I am trying to integrate lipidomics and proteomics data from a case-control study (with 15 cases and 16 controls). My goal is to obtain a signature composition for the condition of interest. I have seen that for two omics datasets, the approach is usually PLS or sPLS. However, I want to include the group information, in addition to the lipidomic and proteomic data. Therefore, is it possible to use DIABLO (multiblock.splsda) in this specific case? If so, I have a few more questions:
So far, I have performed a 2PLS for exploratory purposes with the lipidomic and proteomic data in canonical mode (as neither is directly dependent on the other). The correlation between them in the 1st component was 0.71. Should I use a null or a complete matrix for the DIABLO?
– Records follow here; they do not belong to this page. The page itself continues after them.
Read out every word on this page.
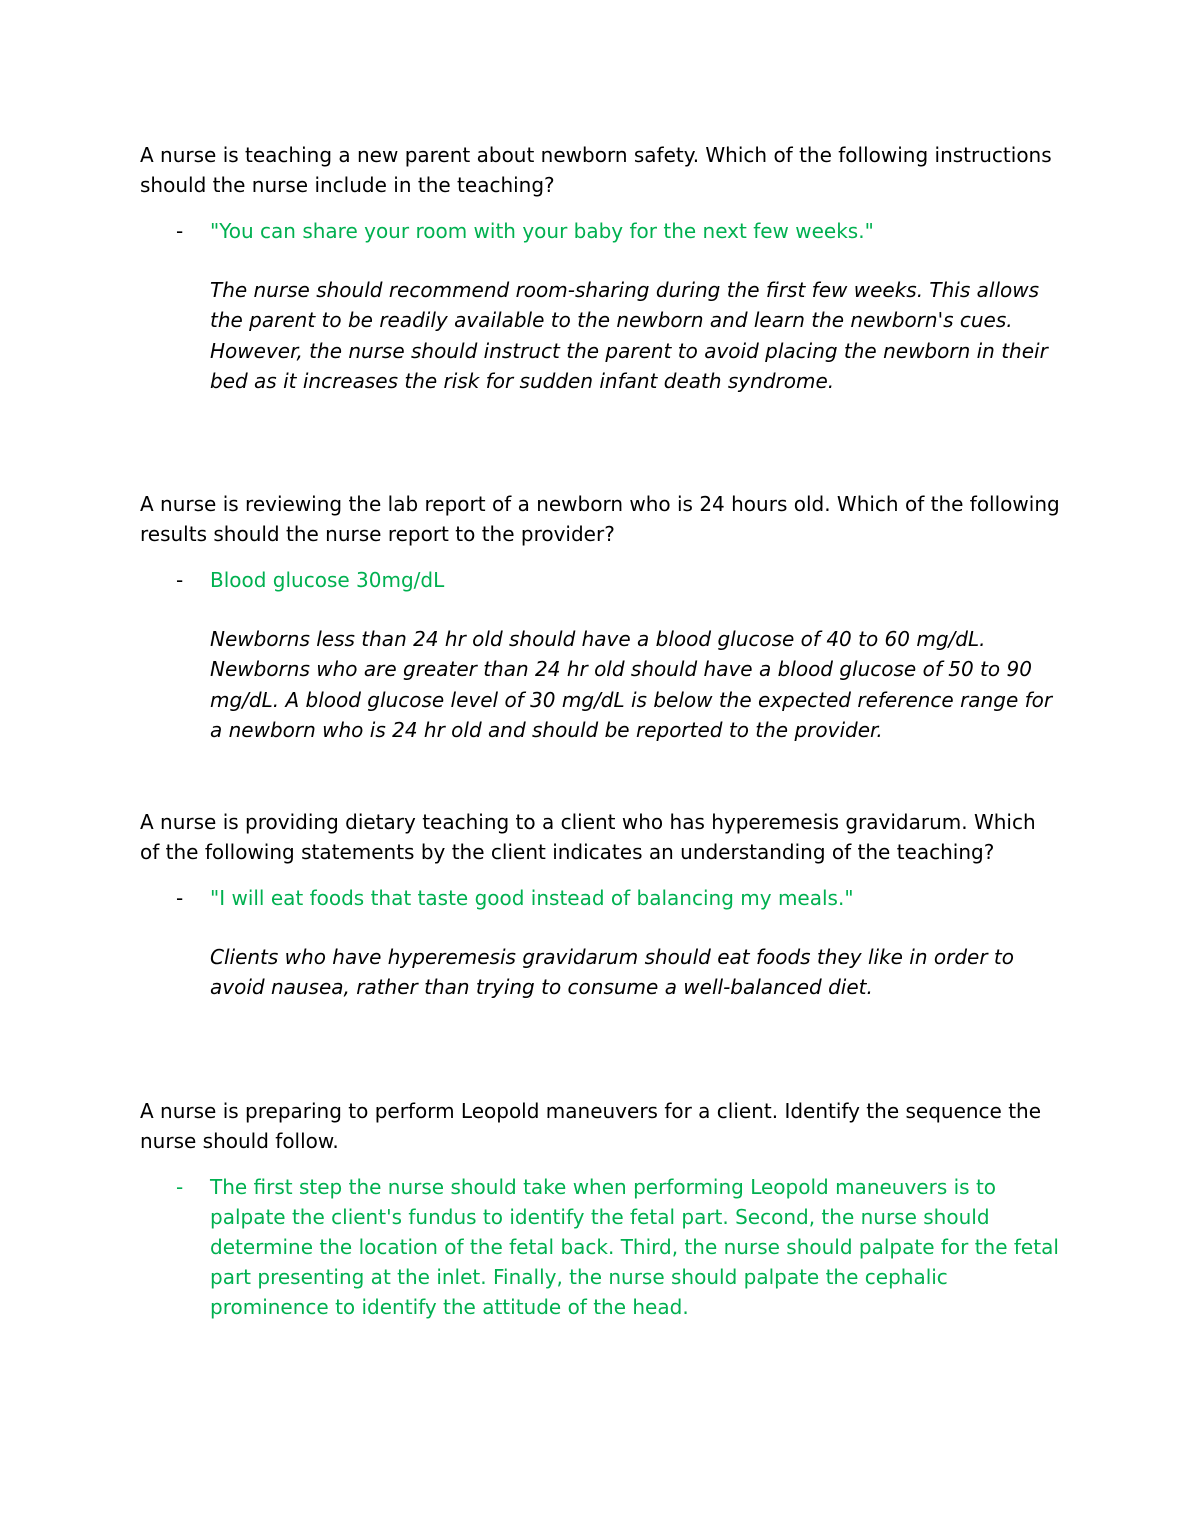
A nurse is teaching a new parent about newborn safety. Which of the following instructions should the nurse include in the teaching?

- "You can share your room with your baby for the next few weeks."
The nurse should recommend room-sharing during the first few weeks. This allows the parent to be readily available to the newborn and learn the newborn's cues. However, the nurse should instruct the parent to avoid placing the newborn in their bed as it increases the risk for sudden infant death syndrome.

A nurse is reviewing the lab report of a newborn who is 24 hours old. Which of the following results should the nurse report to the provider?

- Blood glucose 30mg/dL
Newborns less than 24 hr old should have a blood glucose of 40 to 60 mg/dL. Newborns who are greater than 24 hr old should have a blood glucose of 50 to 90 mg/dL. A blood glucose level of 30 mg/dL is below the expected reference range for a newborn who is 24 hr old and should be reported to the provider.

A nurse is providing dietary teaching to a client who has hyperemesis gravidarum. Which of the following statements by the client indicates an understanding of the teaching?

- "I will eat foods that taste good instead of balancing my meals."
Clients who have hyperemesis gravidarum should eat foods they like in order to avoid nausea, rather than trying to consume a well-balanced diet.

A nurse is preparing to perform Leopold maneuvers for a client. Identify the sequence the nurse should follow.

- The first step the nurse should take when performing Leopold maneuvers is to palpate the client's fundus to identify the fetal part. Second, the nurse should determine the location of the fetal back. Third, the nurse should palpate for the fetal part presenting at the inlet. Finally, the nurse should palpate the cephalic prominence to identify the attitude of the head.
I tried to tune the number of variables to choose from each block of data with tune.block.splsda (I have an idea of how many to select from the single omics analysis, but I wanted to check some combinations to see if a different number is better in this approach). However, in the model with 1 and 2 components, the error rate standard deviation is always 0.
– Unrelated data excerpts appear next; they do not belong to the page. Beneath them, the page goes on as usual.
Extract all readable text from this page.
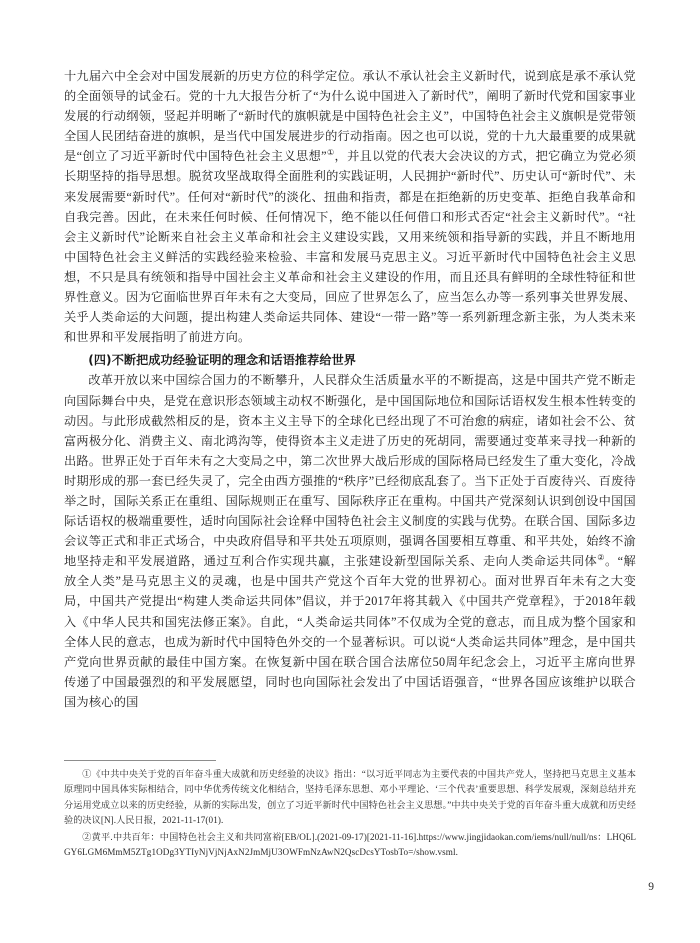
十九届六中全会对中国发展新的历史方位的科学定位。承认不承认社会主义新时代，说到底是承不承认党的全面领导的试金石。党的十九大报告分析了“为什么说中国进入了新时代”，阐明了新时代党和国家事业发展的行动纲领，竖起并明晰了“新时代的旗帜就是中国特色社会主义”，中国特色社会主义旗帜是党带领全国人民团结奋进的旗帜，是当代中国发展进步的行动指南。因之也可以说，党的十九大最重要的成果就是“创立了习近平新时代中国特色社会主义思想”①，并且以党的代表大会决议的方式，把它确立为党必须长期坚持的指导思想。脱贫攻坚战取得全面胜利的实践证明，人民拥护“新时代”、历史认可“新时代”、未来发展需要“新时代”。任何对“新时代”的淡化、扭曲和指责，都是在拒绝新的历史变革、拒绝自我革命和自我完善。因此，在未来任何时候、任何情况下，绝不能以任何借口和形式否定“社会主义新时代”。“社会主义新时代”论断来自社会主义革命和社会主义建设实践，又用来统领和指导新的实践，并且不断地用中国特色社会主义鲜活的实践经验来检验、丰富和发展马克思主义。习近平新时代中国特色社会主义思想，不只是具有统领和指导中国社会主义革命和社会主义建设的作用，而且还具有鲜明的全球性特征和世界性意义。因为它面临世界百年未有之大变局，回应了世界怎么了，应当怎么办等一系列事关世界发展、关乎人类命运的大问题，提出构建人类命运共同体、建设“一带一路”等一系列新理念新主张，为人类未来和世界和平发展指明了前进方向。

(四)不断把成功经验证明的理念和话语推荐给世界

改革开放以来中国综合国力的不断攀升，人民群众生活质量水平的不断提高，这是中国共产党不断走向国际舞台中央，是党在意识形态领域主动权不断强化，是中国国际地位和国际话语权发生根本性转变的动因。与此形成截然相反的是，资本主义主导下的全球化已经出现了不可治愈的病症，诸如社会不公、贫富两极分化、消费主义、南北鸿沟等，使得资本主义走进了历史的死胡同，需要通过变革来寻找一种新的出路。世界正处于百年未有之大变局之中，第二次世界大战后形成的国际格局已经发生了重大变化，冷战时期形成的那一套已经失灵了，完全由西方强推的“秩序”已经彻底乱套了。当下正处于百废待兴、百废待举之时，国际关系正在重组、国际规则正在重写、国际秩序正在重构。中国共产党深刻认识到创设中国国际话语权的极端重要性，适时向国际社会诠释中国特色社会主义制度的实践与优势。在联合国、国际多边会议等正式和非正式场合，中央政府倡导和平共处五项原则，强调各国要相互尊重、和平共处，始终不渝地坚持走和平发展道路，通过互利合作实现共赢，主张建设新型国际关系、走向人类命运共同体②。“解放全人类”是马克思主义的灵魂，也是中国共产党这个百年大党的世界初心。面对世界百年未有之大变局，中国共产党提出“构建人类命运共同体”倡议，并于2017年将其载入《中国共产党章程》，于2018年载入《中华人民共和国宪法修正案》。自此，“人类命运共同体”不仅成为全党的意志，而且成为整个国家和全体人民的意志，也成为新时代中国特色外交的一个显著标识。可以说“人类命运共同体”理念，是中国共产党向世界贡献的最佳中国方案。在恢复新中国在联合国合法席位50周年纪念会上，习近平主席向世界传递了中国最强烈的和平发展愿望，同时也向国际社会发出了中国话语强音，“世界各国应该维护以联合国为核心的国

①《中共中央关于党的百年奋斗重大成就和历史经验的决议》指出：“以习近平同志为主要代表的中国共产党人，坚持把马克思主义基本原理同中国具体实际相结合，同中华优秀传统文化相结合，坚持毛泽东思想、邓小平理论、‘三个代表’重要思想、科学发展观，深刻总结并充分运用党成立以来的历史经验，从新的实际出发，创立了习近平新时代中国特色社会主义思想。”中共中央关于党的百年奋斗重大成就和历史经验的决议[N].人民日报，2021-11-17(01).

②黄平.中共百年：中国特色社会主义和共同富裕[EB/OL].(2021-09-17)[2021-11-16].https://www.jingjidaokan.com/iems/null/null/ns：LHQ6LGY6LGM6MmM5ZTg1ODg3YTIyNjVjNjAxN2JmMjU3OWFmNzAwN2QscDcsYTosbTo=/show.vsml.

9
So far, I have performed a 2PLS for exploratory purposes with the lipidomic and proteomic data in canonical mode (as neither is directly dependent on the other). The correlation between them in the 1st component was 0.71. Should I use a null or a complete matrix for the DIABLO?
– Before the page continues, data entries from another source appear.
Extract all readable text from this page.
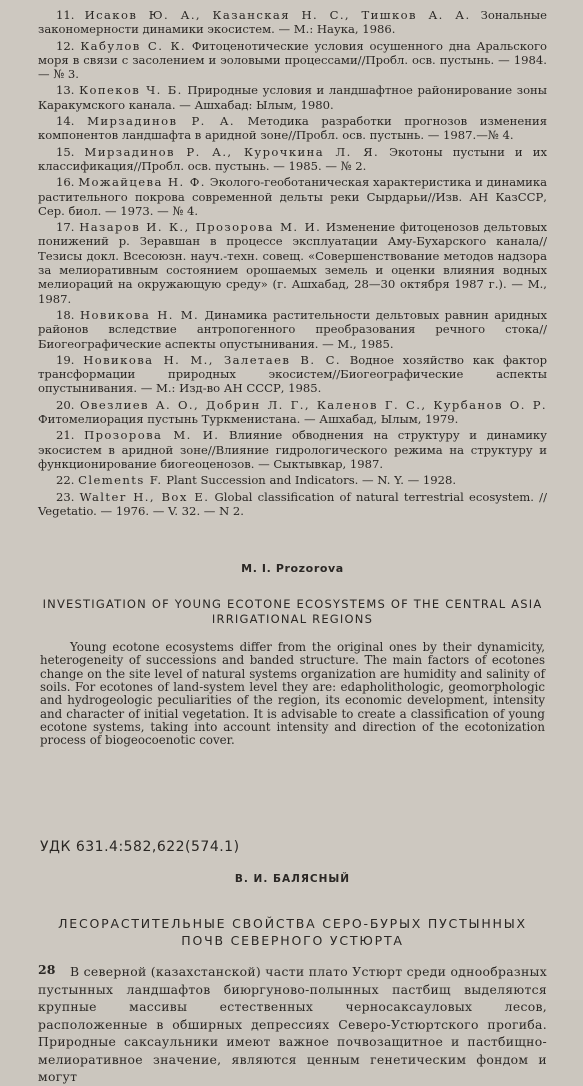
11. Исаков Ю. А., Казанская Н. С., Тишков А. А. Зональные закономерности динамики экосистем. — М.: Наука, 1986.

12. Кабулов С. К. Фитоценотические условия осушенного дна Аральского моря в связи с засолением и эоловыми процессами//Пробл. осв. пустынь. — 1984.— № 3.

13. Копеков Ч. Б. Природные условия и ландшафтное районирование зоны Каракумского канала. — Ашхабад: Ылым, 1980.

14. Мирзадинов Р. А. Методика разработки прогнозов изменения компонентов ландшафта в аридной зоне//Пробл. осв. пустынь. — 1987.—№ 4.

15. Мирзадинов Р. А., Курочкина Л. Я. Экотоны пустыни и их классификация//Пробл. осв. пустынь. — 1985. — № 2.

16. Можайцева Н. Ф. Эколого-геоботаническая характеристика и динамика растительного покрова современной дельты реки Сырдарьи//Изв. АН КазССР, Сер. биол. — 1973. — № 4.

17. Назаров И. К., Прозорова М. И. Изменение фитоценозов дельтовых понижений р. Зеравшан в процессе эксплуатации Аму-Бухарского канала//Тезисы докл. Всесоюзн. науч.-техн. совещ. «Совершенствование методов надзора за мелиоративным состоянием орошаемых земель и оценки влияния водных мелиораций на окружающую среду» (г. Ашхабад, 28—30 октября 1987 г.). — М., 1987.

18. Новикова Н. М. Динамика растительности дельтовых равнин аридных районов вследствие антропогенного преобразования речного стока//Биогеографические аспекты опустынивания. — М., 1985.

19. Новикова Н. М., Залетаев В. С. Водное хозяйство как фактор трансформации природных экосистем//Биогеографические аспекты опустынивания. — М.: Изд-во АН СССР, 1985.

20. Овезлиев А. О., Добрин Л. Г., Каленов Г. С., Курбанов О. Р. Фитомелиорация пустынь Туркменистана. — Ашхабад, Ылым, 1979.

21. Прозорова М. И. Влияние обводнения на структуру и динамику экосистем в аридной зоне//Влияние гидрологического режима на структуру и функционирование биогеоценозов. — Сыктывкар, 1987.

22. Clements F. Plant Succession and Indicators. — N. Y. — 1928.

23. Walter H., Box E. Global classification of natural terrestrial ecosystem. // Vegetatio. — 1976. — V. 32. — N 2.

M. I. Prozorova
INVESTIGATION OF YOUNG ECOTONE ECOSYSTEMS OF THE CENTRAL ASIA IRRIGATIONAL REGIONS
Young ecotone ecosystems differ from the original ones by their dynamicity, heterogeneity of successions and banded structure. The main factors of ecotones change on the site level of natural systems organization are humidity and salinity of soils. For ecotones of land-system level they are: edapholithologic, geomorphologic and hydrogeologic peculiarities of the region, its economic development, intensity and character of initial vegetation. It is advisable to create a classification of young ecotone systems, taking into account intensity and direction of the ecotonization process of biogeocoenotic cover.
УДК 631.4:582,622(574.1)
В. И. БАЛЯСНЫЙ
ЛЕСОРАСТИТЕЛЬНЫЕ СВОЙСТВА СЕРО-БУРЫХ ПУСТЫННЫХ ПОЧВ СЕВЕРНОГО УСТЮРТА
В северной (казахстанской) части плато Устюрт среди однообразных пустынных ландшафтов биюргуново-полынных пастбищ выделяются крупные массивы естественных черносаксауловых лесов, расположенные в обширных депрессиях Северо-Устюртского прогиба. Природные саксаульники имеют важное почвозащитное и пастбищно-мелиоративное значение, являются ценным генетическим фондом и могут
28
Yes this is a good approach. Just bear in mind that the higher this value the less discrimination you might be able to achieve (because there is a trade-off to meet).
I tried to tune the number of variables to choose from each block of data with tune.block.splsda (I have an idea of how many to select from the single omics analysis, but I wanted to check some combinations to see if a different number is better in this approach). However, in the model with 1 and 2 components, the error rate standard deviation is always 0.
For the sd, are you doing repeated cross-validation? Or do you mean just classification error rate? For the latter, while this might be unusual, it can happen that you only need a few variables to have a perfect separation.
Aside from this, I’ve got some difficulties understanding the meaning of the loading signs. Specially when doing the loading plot (with plotLoadings), what does it mean that the variable has a loading and is classified in one group? For example, the value of the loafing is -0.5 and it 's classified in the Ctrl group.
Ok, so then would it be a good idea to use the correlation value as the value of the design matrix? Or should I guide this decision otherwise?
Can be either your own assumption / wish (i.e what is most important to you? to discriminate? or to maximise the correlation?), or based on your previous analysis (which indicates a somewhat strong correlation of 0.7).
This is the code I’m using to tune the number of variables. The error.rate.sd is always 0.
For 29 samples I’d advise you do 5-fold cross validation, rather than 10. It’s quite unusual to have an SD = 0 (it means whatever test in the cross-validation you run, you get exactly the same classification error rate). I recommend you do nrepeat = 50 (or 10, depending on your compute time).
For the plotloadings, you can look at either our vignette or examples on our website as we give quite a few detailed explanations. Or this discussion forum as it’s a frequent question!